Tuesday, January 27, 2009

Sidebar for MLK Day

When I was about 10 years old I traveled to Florida with my mother to visit relatives and encountered the realities of racism and segregation for the first time. This was the mid-fifties, when schools and buses were segregated, there were white-only drinking fountains, and even "separate but equal" was an idea whose time had not yet come. It's not an overstatement to say I was shaken by the experience. I came home and wrote an essay on it for school, and the memory of those things was a large part of what I took away from the trip.

When I went to college, the Civil Rights movement was just starting in the South and on campuses – this was the era of sit-ins, church bombings, police in schoolhouse doors, fire hoses and dogs, and Freedom Riders, and of a young, electrifying preacher from Atlanta called Martin Luther King, Jr. The year I graduated, 1964, two things happened: a fellow Cornellian, Mickey Schwerner, was killed along with Andrew Cheney and James Goodman in Mississippi and Dr. King called for a march on Washington and a rally at the Lincoln Memorial. I was working in a hotel in the Catskills at the time, and was desperate to go to on the march, but could not. I watched and listened as Dr. King spoke of his dream – of an America where people would be judged "not by the color of their skin, but by the content of their character."

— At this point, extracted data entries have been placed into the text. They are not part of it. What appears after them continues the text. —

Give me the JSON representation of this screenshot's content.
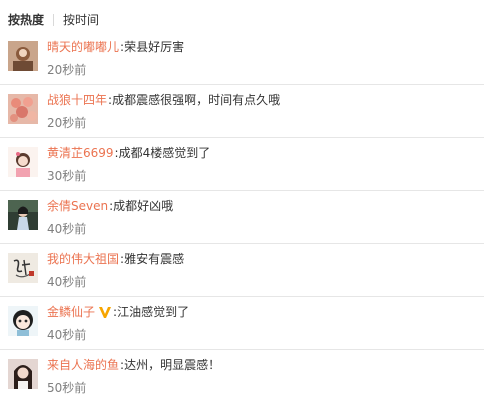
{
  "sort": {
    "hot_label": "按热度",
    "time_label": "按时间"
  },
  "separator": ":",
  "comments": [
    {
      "user": "晴天的嘟嘟儿",
      "text": "荣县好厉害",
      "time": "20秒前",
      "verified": false,
      "avatar_color": "#b7876a"
    },
    {
      "user": "战狼十四年",
      "text": "成都震感很强啊，时间有点久哦",
      "time": "20秒前",
      "verified": false,
      "avatar_color": "#d99a8a"
    },
    {
      "user": "黄清芷6699",
      "text": "成都4楼感觉到了",
      "time": "30秒前",
      "verified": false,
      "avatar_color": "#f2e6e0"
    },
    {
      "user": "余倩Seven",
      "text": "成都好凶哦",
      "time": "40秒前",
      "verified": false,
      "avatar_color": "#3c4a3a"
    },
    {
      "user": "我的伟大祖国",
      "text": "雅安有震感",
      "time": "40秒前",
      "verified": false,
      "avatar_color": "#e9e4dc"
    },
    {
      "user": "金鳞仙子",
      "text": "江油感觉到了",
      "time": "40秒前",
      "verified": true,
      "avatar_color": "#e6f0f5"
    },
    {
      "user": "来自人海的鱼",
      "text": "达州，明显震感！",
      "time": "50秒前",
      "verified": false,
      "avatar_color": "#d9c7c2"
    }
  ],
  "colors": {
    "username": "#eb7350",
    "time": "#808080",
    "verified_badge": "#f7a500"
  }
}
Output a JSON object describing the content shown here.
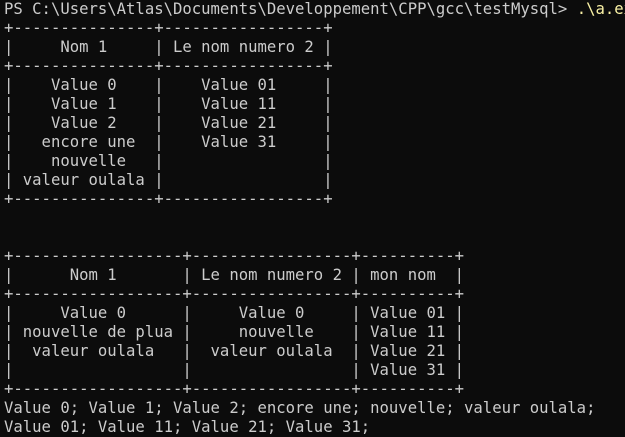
{
  "terminal": {
    "prompt": "PS C:\\Users\\Atlas\\Documents\\Developpement\\CPP\\gcc\\testMysql> ",
    "command": ".\\a.exe",
    "output": [
      "+---------------+-----------------+",
      "|     Nom 1     | Le nom numero 2 |",
      "+---------------+-----------------+",
      "|    Value 0    |    Value 01     |",
      "|    Value 1    |    Value 11     |",
      "|    Value 2    |    Value 21     |",
      "|   encore une  |    Value 31     |",
      "|    nouvelle   |                 |",
      "| valeur oulala |                 |",
      "+---------------+-----------------+",
      "",
      "",
      "+------------------+-----------------+----------+",
      "|      Nom 1       | Le nom numero 2 | mon nom  |",
      "+------------------+-----------------+----------+",
      "|     Value 0      |     Value 0     | Value 01 |",
      "| nouvelle de plua |     nouvelle    | Value 11 |",
      "|  valeur oulala   |  valeur oulala  | Value 21 |",
      "|                  |                 | Value 31 |",
      "+------------------+-----------------+----------+",
      "Value 0; Value 1; Value 2; encore une; nouvelle; valeur oulala;",
      "Value 01; Value 11; Value 21; Value 31;"
    ]
  }
}
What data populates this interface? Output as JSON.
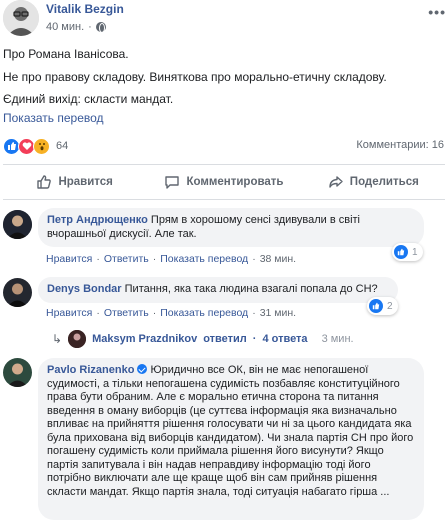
{
  "post": {
    "author": "Vitalik Bezgin",
    "time": "40 мин.",
    "dot": "·",
    "more": "•••",
    "lines": [
      "Про Романа Іванісова.",
      "Не про правову складову. Виняткова про морально-етичну складову.",
      "Єдиний вихід: скласти мандат."
    ],
    "translate_label": "Показать перевод",
    "reactions_count": "64",
    "comments_label": "Комментарии: 16"
  },
  "actions": {
    "like": "Нравится",
    "comment": "Комментировать",
    "share": "Поделиться"
  },
  "comments": [
    {
      "author": "Петр Андрющенко",
      "text": "Прям в хорошому сенсі здивували в світі вчорашньої дискусії. Але так.",
      "like": "Нравится",
      "reply": "Ответить",
      "translate": "Показать перевод",
      "time": "38 мин.",
      "reactions": "1"
    },
    {
      "author": "Denys Bondar",
      "text": "Питання, яка така людина взагалі попала до СН?",
      "like": "Нравится",
      "reply": "Ответить",
      "translate": "Показать перевод",
      "time": "31 мин.",
      "reactions": "2"
    },
    {
      "author": "Pavlo Rizanenko",
      "text": "Юридично все ОК, він не має непогашеної судимості, а тільки непогашена судимість позбавляє конституційного права бути обраним. Але є морально етична сторона та питання введення в оману виборців (це суттєва інформація яка визначально впливає на прийняття рішення голосувати чи ні за цього кандидата яка була прихована від виборців кандидатом). Чи знала партія СН про його погашену судимість коли приймала рішення його висунути? Якщо партія запитувала і він надав неправдиву інформацію тоді його потрібно виключати але ще краще щоб він сам прийняв рішення скласти мандат. Якщо партія знала, тоді ситуація набагато гірша ..."
    }
  ],
  "reply_summary": {
    "author": "Maksym Prazdnikov",
    "answered": "ответил",
    "count": "4 ответа",
    "time": "3 мин."
  },
  "colors": {
    "link": "#385898",
    "like_blue": "#1877f2",
    "love_red": "#f33e58",
    "wow_yellow": "#f7b125",
    "bubble_bg": "#f2f3f5"
  }
}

On Tuesday, January 20, 2009, Dr. King's dream will become a reality. Whatever your race, whether your people came over on the Mayflower, in the hold of a slaver, across the Rio Grande, or through Ellis Island, whether you are a Republican or a Democrat, a conservative or a liberal, whether you think Barack Obama is the answer to a prayer or the second best of two candidates, Tuesday, January 20, 2009, is a day when everyone in America can be proud, a day that history will mark as an inflection point – a point after which nothing will ever be the same – we've had a few of those – July 4, 1776, January 1, 1863, October 29, 1929, December 7, 1941, September 11, 2001, to name a few – and 1/20/09 is one we can be proud to add to that list. Dr. King's dream is fulfilled.